At 3 ½ months, on December 27, 2008, at a family Christmas, I put Marley down to rest in a quiet room that had a sculpture of my deceased grandmother in it. She did not wake up from that rest—she was tired. We truly believe that she wanted to leave us before her health deteriorated drastically. She wanted our memories to be about her not about a disease. Marley had chosen her time.
Sometimes I think that is some twisted way we were lucky. There was no escaping SMA. Marley’s fate was sealed but in many ways we did not have to live the SMA life. In the days before her death we were beginning to talk about more aggressive options to improve her quality of life but they were not seen as necessary at that point. We did not live in the world of G-tubes, cough-assist machines, modified car seats, wheel-chairs, spinal fusion surgeries, specialized transportation, physical therapy, or multiple trips to the emergency room. We only made one trip to the emergency room, in the back of a police cruiser where we got to hold our daughter in our arms as they turned off life support and she left us for good.

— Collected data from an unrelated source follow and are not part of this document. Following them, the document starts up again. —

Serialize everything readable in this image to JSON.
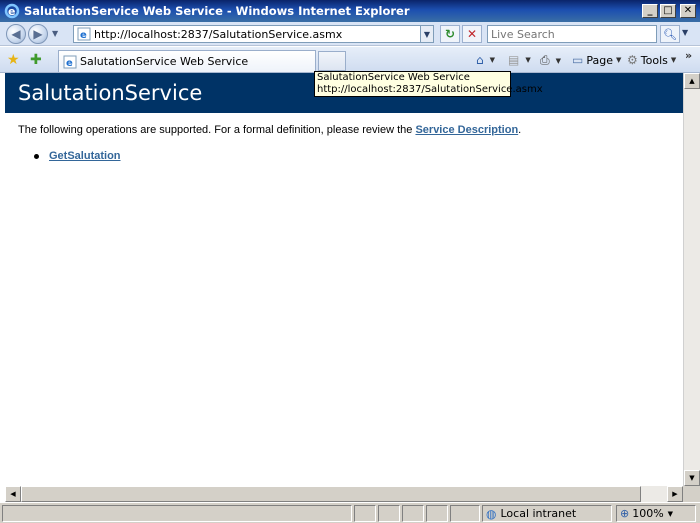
{
  "window": {
    "title": "SalutationService Web Service - Windows Internet Explorer",
    "minimize": "_",
    "maximize": "□",
    "close": "✕"
  },
  "nav": {
    "url": "http://localhost:2837/SalutationService.asmx",
    "search_placeholder": "Live Search"
  },
  "tab": {
    "label": "SalutationService Web Service"
  },
  "commands": {
    "page": "Page",
    "tools": "Tools"
  },
  "tooltip": {
    "line1": "SalutationService Web Service",
    "line2": "http://localhost:2837/SalutationService.asmx"
  },
  "content": {
    "heading": "SalutationService",
    "intro_prefix": "The following operations are supported. For a formal definition, please review the ",
    "intro_link": "Service Description",
    "intro_suffix": ".",
    "operations": [
      "GetSalutation"
    ]
  },
  "status": {
    "zone": "Local intranet",
    "zoom": "100%"
  },
  "colors": {
    "heading_band": "#003366",
    "link": "#336699"
  }
}
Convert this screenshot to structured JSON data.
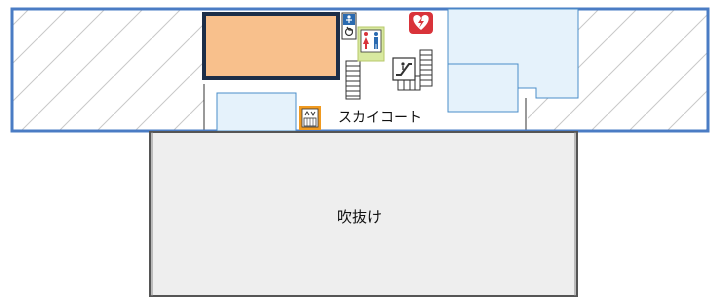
{
  "map": {
    "area_labels": {
      "sky_court": "スカイコート",
      "atrium": "吹抜け"
    },
    "colors": {
      "outer_wall": "#4a7cc4",
      "hatch": "#c8c8c8",
      "atrium_fill": "#eeeeee",
      "atrium_border": "#555555",
      "highlight_fill": "#f8c08c",
      "highlight_border": "#1c2e48",
      "shop_fill": "#e5f2fb",
      "shop_border": "#4a8ec8",
      "stair_stroke": "#333333",
      "aed_red": "#d9333a",
      "elevator_orange": "#f09a20"
    },
    "icons": [
      "wheelchair-restroom-icon",
      "restroom-icon",
      "escalator-icon",
      "aed-heart-icon",
      "elevator-icon",
      "stairs-icon"
    ]
  }
}
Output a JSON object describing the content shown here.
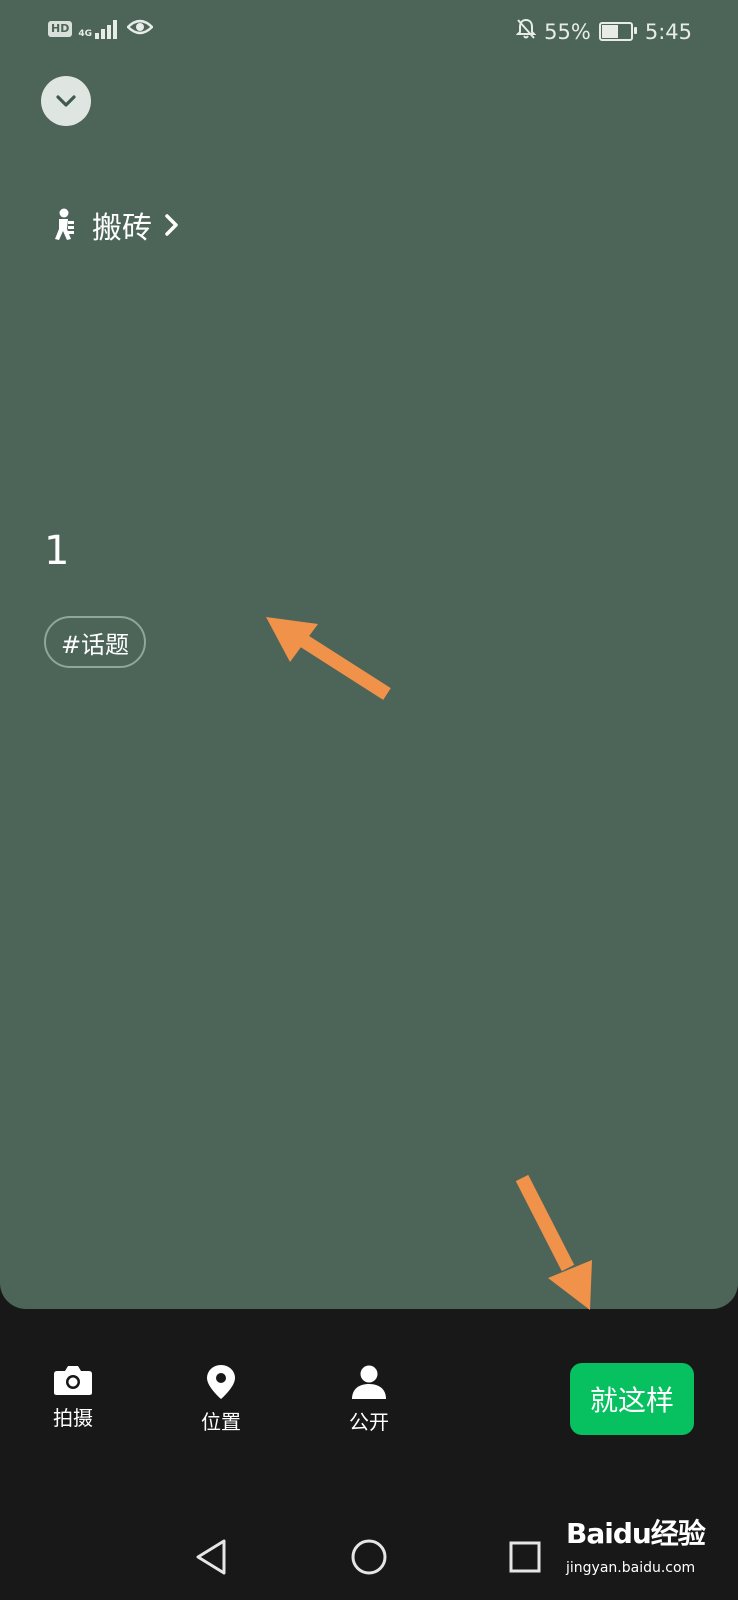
{
  "status_bar": {
    "hd": "HD",
    "network_type": "4G",
    "battery_text": "55%",
    "battery_level": 0.55,
    "time": "5:45"
  },
  "category": {
    "label": "搬砖"
  },
  "post": {
    "text": "1"
  },
  "topic_chip": {
    "label": "#话题"
  },
  "bottom_bar": {
    "camera_label": "拍摄",
    "location_label": "位置",
    "visibility_label": "公开",
    "done_label": "就这样"
  },
  "watermark": {
    "title": "Baidu经验",
    "url": "jingyan.baidu.com"
  },
  "colors": {
    "background": "#4c6558",
    "primary": "#07c160",
    "annotation_arrow": "#f0924a"
  }
}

SMA impacts every family differently but the end is ultimately the same. Whether the journey takes thirty minutes or thirty years it is an exhausting roller-coaster that is filled with exhilarating joy and excruciating pain. Even though SMA is horrible, we would never have given up the opportunity to have welcomed Marley into our family, and to love her. Although she is not here, she is always with us in our hearts.
A cure needs to be found for SMA. While the voices are strong among those who have been personally impacted, we cannot do it alone. Please help us fund the research that will put an end to SMA.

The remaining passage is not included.